The program, funded by the Nicholson Foundation, Burke Foundation, Turrell Fund and Hackensack Meridian Health, integrates a child-development professional, called a HealthySteps specialist, into the pediatric primary care team. (The Turrell Fund and Hackensack Meridian Health are underwriters of the public policy programming I anchor on public broadcasting.)
The specialist “oversees the holistic, family-centered piece, including social determinants of health, child development, caregiver mental health and well-being, all to help ensure that a foundation is as good as possible for our young children,” says HealthySteps national director Rahil Briggs, a clinical psychologist.

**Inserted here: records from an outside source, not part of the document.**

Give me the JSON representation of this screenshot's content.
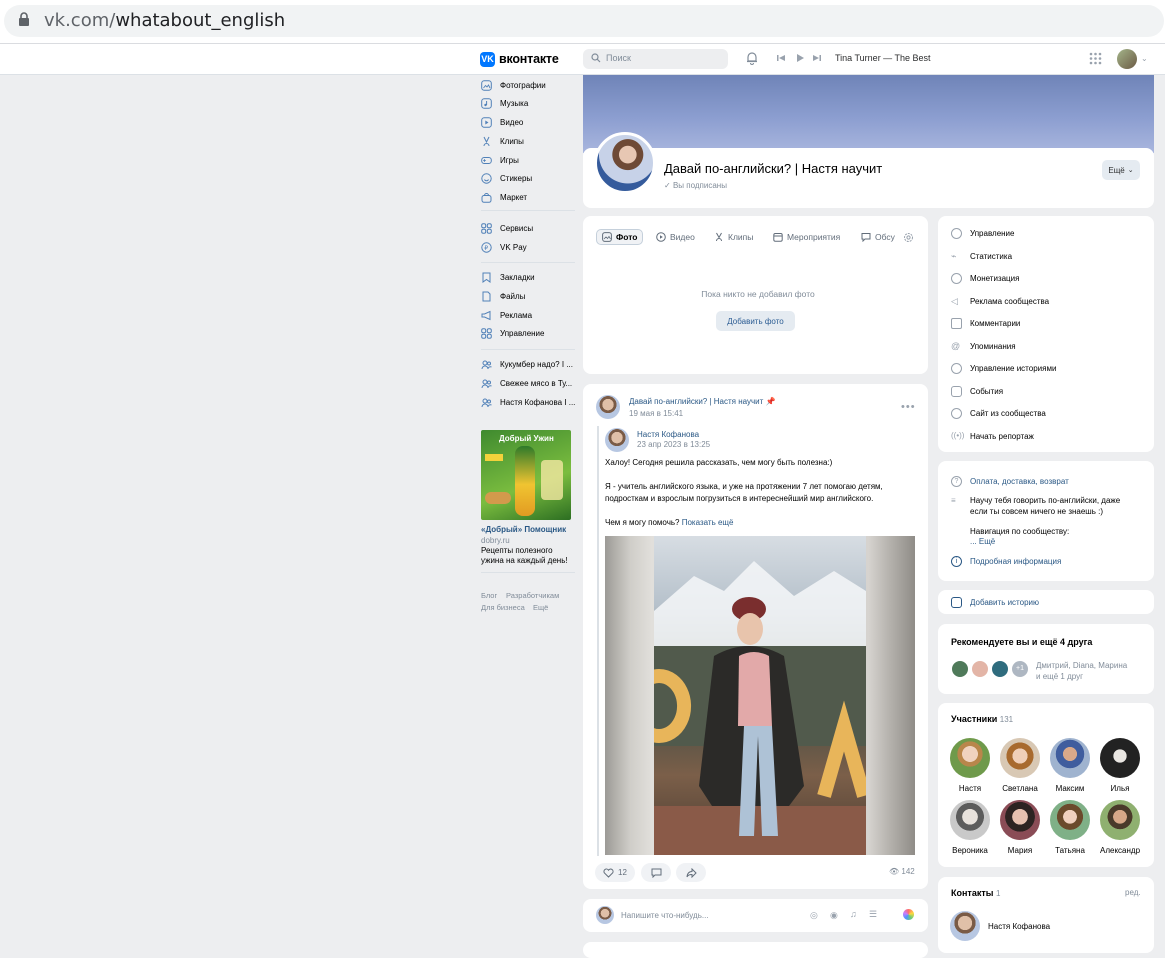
{
  "browser": {
    "url_domain": "vk.com/",
    "url_path": "whatabout_english"
  },
  "header": {
    "logo_text": "вконтакте",
    "search_placeholder": "Поиск",
    "track": "Tina Turner — The Best"
  },
  "left_nav": {
    "group1": [
      "Фотографии",
      "Музыка",
      "Видео",
      "Клипы",
      "Игры",
      "Стикеры",
      "Маркет"
    ],
    "group2": [
      "Сервисы",
      "VK Pay"
    ],
    "group3": [
      "Закладки",
      "Файлы",
      "Реклама",
      "Управление"
    ],
    "group4": [
      "Кукумбер надо? I ...",
      "Свежее мясо в Ту...",
      "Настя Кофанова I ..."
    ]
  },
  "ad": {
    "image_heading": "Добрый Ужин",
    "title": "«Добрый» Помощник",
    "domain": "dobry.ru",
    "description": "Рецепты полезного ужина на каждый день!"
  },
  "footer_links": [
    "Блог",
    "Разработчикам",
    "Для бизнеса",
    "Ещё"
  ],
  "group": {
    "title": "Давай по-английски? | Настя научит",
    "subscribed": "Вы подписаны",
    "more_button": "Ещё"
  },
  "media_tabs": [
    "Фото",
    "Видео",
    "Клипы",
    "Мероприятия",
    "Обсу"
  ],
  "photos_empty": {
    "text": "Пока никто не добавил фото",
    "button": "Добавить фото"
  },
  "post": {
    "group_name": "Давай по-английски? | Настя научит",
    "date": "19 мая в 15:41",
    "repost_author": "Настя Кофанова",
    "repost_date": "23 апр 2023 в 13:25",
    "paragraph1": "Халоу! Сегодня решила рассказать, чем могу быть полезна:)",
    "paragraph2a": "Я - учитель английского языка, и уже на протяжении 7 лет помогаю детям,",
    "paragraph2b": "подросткам и взрослым погрузиться в интереснейший мир английского.",
    "paragraph3": "Чем я могу помочь?",
    "show_more": "Показать ещё",
    "likes": "12",
    "views": "142"
  },
  "composer": {
    "placeholder": "Напишите что-нибудь..."
  },
  "manage_menu": [
    "Управление",
    "Статистика",
    "Монетизация",
    "Реклама сообщества",
    "Комментарии",
    "Упоминания",
    "Управление историями",
    "События",
    "Сайт из сообщества",
    "Начать репортаж"
  ],
  "info": {
    "delivery": "Оплата, доставка, возврат",
    "description_line1": "Научу тебя говорить по-английски, даже",
    "description_line2": "если ты совсем ничего не знаешь :)",
    "navigation": "Навигация по сообществу:",
    "more": "... Ещё",
    "detailed": "Подробная информация"
  },
  "add_story": "Добавить историю",
  "recommend": {
    "title": "Рекомендуете вы и ещё 4 друга",
    "plus": "+1",
    "names_line1": "Дмитрий, Diana, Марина",
    "names_line2": "и ещё 1 друг"
  },
  "members": {
    "title": "Участники",
    "count": "131",
    "names": [
      "Настя",
      "Светлана",
      "Максим",
      "Илья",
      "Вероника",
      "Мария",
      "Татьяна",
      "Александр"
    ]
  },
  "contacts": {
    "title": "Контакты",
    "count": "1",
    "edit": "ред.",
    "name": "Настя Кофанова"
  },
  "colors": {
    "accent": "#0077ff",
    "link": "#2a5885",
    "background": "#edeef0"
  }
}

Parents bring their children to the pediatrician 12 to 13 times in the first three years of life just for well-child visits, says Briggs. A HealthySteps specialist builds upon this process by connecting families with additional services like early intervention and answering questions so that all babies and toddlers can have a strong start in life.
Judy Aschner, physician in chief of Hackensack Meridian Children’s Health, was awarded the grant to pilot HealthySteps in New Jersey and has seen the positive impact firsthand. Says Aschner, “There are many areas, such as maternal depressions, positive-parenting techniques, childhood-vaccination rates, and outcomes such as childhood obesity, where the HealthySteps model allows us to address challenges early and move the needle in the state to improve outcomes for children.”
As for the importance of targeting our children aged 0–3, Briggs says it is always better to work preventively. Says Briggs, “The best way we try to explain this is that age 3 is about middle age when it comes to brain development. Around half of what we expect as far as those neural pathways getting laid down and those specific connections being made has been laid down by age 3.” During these formative years, if a child sees fear, aggression and food insecurity, the outcome will be very different than if a child is read to or has a caregiver who can moderate their own stress. “Think of it as a foundation of a house. If the foundation is strong, it can withstand a storm,” Briggs says.
And, according to Aschner, collaboration is key to making an impact. Evan Delgado, vice president of programs for the Turrell Fund, agrees and says, “All families deserve access to high-quality services…right from the time of birth, and they deserve to be given individualized, one-on-one support.”
Concludes Ascher, “This model of interprofessional care is a thing of beauty to watch, and we are hearing stories and getting feedback every day from families about how this interaction has made a huge difference in their lives.”